HINT: Test with larger matrices! You won't begin to see true performance trends until you start testing on matrices larger than 500x500. I suggest testing with even larger matrices (2000x2000 or 5000x5000 or more).
Grading Criteria
Your submission will be graded on a combination of correctness, functionality, elegance, style, and documentation. Here is a tentative grading rubric:
Grade | Description | Requirements |
---|---|---|
A | Exceptional |
|
B | Good |
|
C | Satisfactory |
|
D | Deficient |
|
F | Unacceptable |
Submission
You should copy gauss.c
into a new file called
par_gauss.c
and modify it to implement the system described above.

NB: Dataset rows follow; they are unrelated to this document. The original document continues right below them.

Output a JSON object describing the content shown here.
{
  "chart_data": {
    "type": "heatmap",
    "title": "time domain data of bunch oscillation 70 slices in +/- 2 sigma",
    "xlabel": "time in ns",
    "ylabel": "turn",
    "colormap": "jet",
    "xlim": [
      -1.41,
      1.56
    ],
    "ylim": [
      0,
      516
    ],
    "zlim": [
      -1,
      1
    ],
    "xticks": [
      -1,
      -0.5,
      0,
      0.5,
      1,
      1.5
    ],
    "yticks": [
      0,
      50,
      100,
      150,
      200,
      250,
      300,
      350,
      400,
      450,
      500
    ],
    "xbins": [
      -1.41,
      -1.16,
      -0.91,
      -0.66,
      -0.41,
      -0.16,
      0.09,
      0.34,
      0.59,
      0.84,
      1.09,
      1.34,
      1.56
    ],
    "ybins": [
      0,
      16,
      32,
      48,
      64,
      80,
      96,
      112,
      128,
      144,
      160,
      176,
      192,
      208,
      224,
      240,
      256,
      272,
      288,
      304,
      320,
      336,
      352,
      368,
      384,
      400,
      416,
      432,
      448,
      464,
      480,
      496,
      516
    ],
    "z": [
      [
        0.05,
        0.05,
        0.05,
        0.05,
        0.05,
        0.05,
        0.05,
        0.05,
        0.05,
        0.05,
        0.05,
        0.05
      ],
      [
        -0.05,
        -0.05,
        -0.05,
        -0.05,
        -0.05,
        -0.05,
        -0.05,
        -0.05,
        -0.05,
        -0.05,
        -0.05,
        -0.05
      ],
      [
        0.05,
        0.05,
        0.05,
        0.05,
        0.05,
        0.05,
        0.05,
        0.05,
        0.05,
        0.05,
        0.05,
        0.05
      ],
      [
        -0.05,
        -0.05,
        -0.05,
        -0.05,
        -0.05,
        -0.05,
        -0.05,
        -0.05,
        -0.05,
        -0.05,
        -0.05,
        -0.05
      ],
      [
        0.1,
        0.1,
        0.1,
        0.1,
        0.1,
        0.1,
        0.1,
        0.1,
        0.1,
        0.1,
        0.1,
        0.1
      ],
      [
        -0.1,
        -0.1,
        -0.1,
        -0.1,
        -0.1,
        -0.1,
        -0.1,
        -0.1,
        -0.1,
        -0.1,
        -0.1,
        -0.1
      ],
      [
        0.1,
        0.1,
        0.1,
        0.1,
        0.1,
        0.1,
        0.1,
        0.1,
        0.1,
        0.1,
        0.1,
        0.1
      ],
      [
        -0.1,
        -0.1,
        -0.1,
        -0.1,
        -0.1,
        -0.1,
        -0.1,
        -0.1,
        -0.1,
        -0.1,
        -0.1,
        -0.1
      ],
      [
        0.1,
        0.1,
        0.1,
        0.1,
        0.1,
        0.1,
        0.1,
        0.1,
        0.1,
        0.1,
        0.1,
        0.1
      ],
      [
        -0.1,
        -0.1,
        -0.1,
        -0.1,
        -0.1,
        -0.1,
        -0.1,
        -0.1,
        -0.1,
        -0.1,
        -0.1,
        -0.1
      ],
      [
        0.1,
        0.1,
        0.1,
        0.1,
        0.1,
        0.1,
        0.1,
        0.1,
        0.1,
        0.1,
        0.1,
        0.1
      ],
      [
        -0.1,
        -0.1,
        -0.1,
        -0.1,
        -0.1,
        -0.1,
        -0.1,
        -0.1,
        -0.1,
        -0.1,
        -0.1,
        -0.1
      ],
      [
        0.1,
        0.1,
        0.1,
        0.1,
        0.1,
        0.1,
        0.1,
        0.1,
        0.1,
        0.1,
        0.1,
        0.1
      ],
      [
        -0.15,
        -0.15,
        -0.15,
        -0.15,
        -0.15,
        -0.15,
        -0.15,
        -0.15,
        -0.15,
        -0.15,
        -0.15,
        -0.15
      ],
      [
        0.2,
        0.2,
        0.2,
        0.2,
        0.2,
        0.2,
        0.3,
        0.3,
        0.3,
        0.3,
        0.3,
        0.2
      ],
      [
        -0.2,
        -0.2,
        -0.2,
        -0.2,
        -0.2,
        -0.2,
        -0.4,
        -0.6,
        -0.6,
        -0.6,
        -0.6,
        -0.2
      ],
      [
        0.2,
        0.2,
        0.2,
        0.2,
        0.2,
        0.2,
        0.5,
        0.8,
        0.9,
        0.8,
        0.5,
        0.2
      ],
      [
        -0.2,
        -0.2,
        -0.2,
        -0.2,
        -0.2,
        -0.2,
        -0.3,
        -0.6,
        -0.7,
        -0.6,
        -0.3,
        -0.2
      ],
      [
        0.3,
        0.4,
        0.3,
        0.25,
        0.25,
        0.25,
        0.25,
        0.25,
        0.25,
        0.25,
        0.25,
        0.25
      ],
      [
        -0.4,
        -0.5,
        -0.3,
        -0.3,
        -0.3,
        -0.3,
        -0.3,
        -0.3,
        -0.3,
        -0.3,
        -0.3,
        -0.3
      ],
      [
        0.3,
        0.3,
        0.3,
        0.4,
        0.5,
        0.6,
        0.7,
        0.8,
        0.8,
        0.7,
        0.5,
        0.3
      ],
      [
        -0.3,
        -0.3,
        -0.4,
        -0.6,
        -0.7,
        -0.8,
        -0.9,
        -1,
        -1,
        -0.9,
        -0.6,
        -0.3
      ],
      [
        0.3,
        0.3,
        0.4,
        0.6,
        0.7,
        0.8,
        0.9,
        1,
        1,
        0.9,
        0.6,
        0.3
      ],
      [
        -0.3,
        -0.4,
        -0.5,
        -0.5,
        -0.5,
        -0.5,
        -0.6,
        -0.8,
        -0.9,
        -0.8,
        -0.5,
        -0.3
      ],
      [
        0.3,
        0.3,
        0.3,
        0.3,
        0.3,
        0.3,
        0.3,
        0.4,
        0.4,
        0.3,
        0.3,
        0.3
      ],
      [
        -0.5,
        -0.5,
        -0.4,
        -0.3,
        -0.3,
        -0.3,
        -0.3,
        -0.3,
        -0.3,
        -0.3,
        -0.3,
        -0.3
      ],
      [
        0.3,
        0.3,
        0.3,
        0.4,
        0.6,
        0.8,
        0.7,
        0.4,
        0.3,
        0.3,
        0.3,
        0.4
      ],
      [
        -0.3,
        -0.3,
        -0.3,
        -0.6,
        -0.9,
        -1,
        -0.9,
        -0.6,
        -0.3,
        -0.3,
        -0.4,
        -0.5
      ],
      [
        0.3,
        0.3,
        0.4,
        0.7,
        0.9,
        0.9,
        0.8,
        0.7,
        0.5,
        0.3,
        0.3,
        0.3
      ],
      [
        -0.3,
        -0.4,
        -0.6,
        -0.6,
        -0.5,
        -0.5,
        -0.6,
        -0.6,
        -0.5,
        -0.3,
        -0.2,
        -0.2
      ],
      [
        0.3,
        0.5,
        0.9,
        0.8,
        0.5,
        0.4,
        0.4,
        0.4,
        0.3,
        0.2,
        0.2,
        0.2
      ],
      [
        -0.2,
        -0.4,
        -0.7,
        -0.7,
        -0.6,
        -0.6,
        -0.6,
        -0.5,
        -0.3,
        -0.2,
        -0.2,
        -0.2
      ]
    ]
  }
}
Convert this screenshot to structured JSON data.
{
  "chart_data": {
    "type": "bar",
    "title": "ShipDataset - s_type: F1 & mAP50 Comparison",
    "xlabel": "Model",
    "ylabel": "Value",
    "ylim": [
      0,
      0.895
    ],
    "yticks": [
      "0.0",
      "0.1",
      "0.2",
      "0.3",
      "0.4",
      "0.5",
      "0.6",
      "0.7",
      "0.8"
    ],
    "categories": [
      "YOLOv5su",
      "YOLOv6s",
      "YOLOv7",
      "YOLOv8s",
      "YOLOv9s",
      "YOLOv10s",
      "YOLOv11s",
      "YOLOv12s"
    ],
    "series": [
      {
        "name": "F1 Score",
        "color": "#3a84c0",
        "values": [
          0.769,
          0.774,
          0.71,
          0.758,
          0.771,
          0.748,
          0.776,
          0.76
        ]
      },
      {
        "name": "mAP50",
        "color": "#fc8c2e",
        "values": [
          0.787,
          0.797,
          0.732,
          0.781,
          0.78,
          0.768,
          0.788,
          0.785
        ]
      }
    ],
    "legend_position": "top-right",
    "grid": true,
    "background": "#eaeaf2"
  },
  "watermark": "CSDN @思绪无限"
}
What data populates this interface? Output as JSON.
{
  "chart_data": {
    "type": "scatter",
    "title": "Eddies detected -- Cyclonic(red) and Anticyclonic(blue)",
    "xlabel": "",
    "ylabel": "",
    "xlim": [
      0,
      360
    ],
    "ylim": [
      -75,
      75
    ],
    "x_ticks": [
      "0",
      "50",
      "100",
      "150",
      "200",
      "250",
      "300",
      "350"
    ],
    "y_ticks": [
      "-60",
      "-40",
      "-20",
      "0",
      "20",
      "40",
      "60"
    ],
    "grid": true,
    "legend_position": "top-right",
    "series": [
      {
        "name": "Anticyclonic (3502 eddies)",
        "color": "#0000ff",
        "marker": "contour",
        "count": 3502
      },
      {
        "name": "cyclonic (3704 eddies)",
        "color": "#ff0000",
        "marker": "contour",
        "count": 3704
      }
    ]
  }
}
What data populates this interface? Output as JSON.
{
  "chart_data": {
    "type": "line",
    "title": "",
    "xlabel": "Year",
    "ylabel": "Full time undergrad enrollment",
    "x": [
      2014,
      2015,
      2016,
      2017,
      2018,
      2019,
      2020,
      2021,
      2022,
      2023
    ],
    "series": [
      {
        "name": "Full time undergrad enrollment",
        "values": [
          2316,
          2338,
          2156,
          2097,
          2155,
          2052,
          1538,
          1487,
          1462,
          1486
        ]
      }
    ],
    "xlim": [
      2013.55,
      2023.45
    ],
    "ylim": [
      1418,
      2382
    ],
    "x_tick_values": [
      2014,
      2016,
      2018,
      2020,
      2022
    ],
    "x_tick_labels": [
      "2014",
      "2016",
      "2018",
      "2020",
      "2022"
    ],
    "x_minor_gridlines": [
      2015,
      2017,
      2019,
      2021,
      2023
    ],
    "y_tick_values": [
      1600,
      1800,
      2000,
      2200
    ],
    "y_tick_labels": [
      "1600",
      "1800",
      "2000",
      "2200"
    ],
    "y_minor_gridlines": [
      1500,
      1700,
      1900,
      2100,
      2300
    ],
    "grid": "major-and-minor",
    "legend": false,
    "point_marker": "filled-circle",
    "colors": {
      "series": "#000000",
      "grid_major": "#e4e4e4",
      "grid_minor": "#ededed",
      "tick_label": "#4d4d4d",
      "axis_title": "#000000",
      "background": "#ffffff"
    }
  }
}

Your modified program should use the OMP_NUM_THREADS
environment
variable for scaling. Your program must compile on compliant systems using the
following Makefile:
default: gauss par_gauss gauss: gauss.c gcc -g -O2 --std=c99 -Wall -o gauss gauss.c par_gauss: par_gauss.c gcc -g -O2 --std=c99 -fopenmp -Wall -o par_gauss par_gauss.c clean: rm -f gauss par_gauss
You should submit your modified program as par_gauss.c
on
Canvas by the due date. You should not submit your Makefile or anything else.
All submitted code should be elegant, clean, consistent, and well-documented. The code I have provided uses 4-space indentation and the 1TBS style. If you choose to reformat the file to match your own style preferences, make sure you apply the changes throughout.
Peer Reviews
One of the goals of this course is to encourage good software development practices, especially when building a parallel or distributed software system. For this project, you will be assigned two other random students in the course. You must review their code and offer constructive feedback according to the given rubric.
After the submission deadline, I will assign you two other submissions to review on Canvas. I expect you to review two distinct submissions that are not your own; I will do my best to ensure that the assignments work out but sometimes Canvas does not cooperate. It is your responsibility to inform me immediately if you have been assigned yourself, your partner, or two other same-team partners to review.
To complete the peer review, submit a Canvas comment on the submission with your assessment of the submission according to the provided code review guidelines. I expect at least two paragraphs per review with detailed observations and an assigned overall numeric score. You will be graded on the quality, thoroughness, and professional tone of your review. The peer reviews are due one week after the original project due date.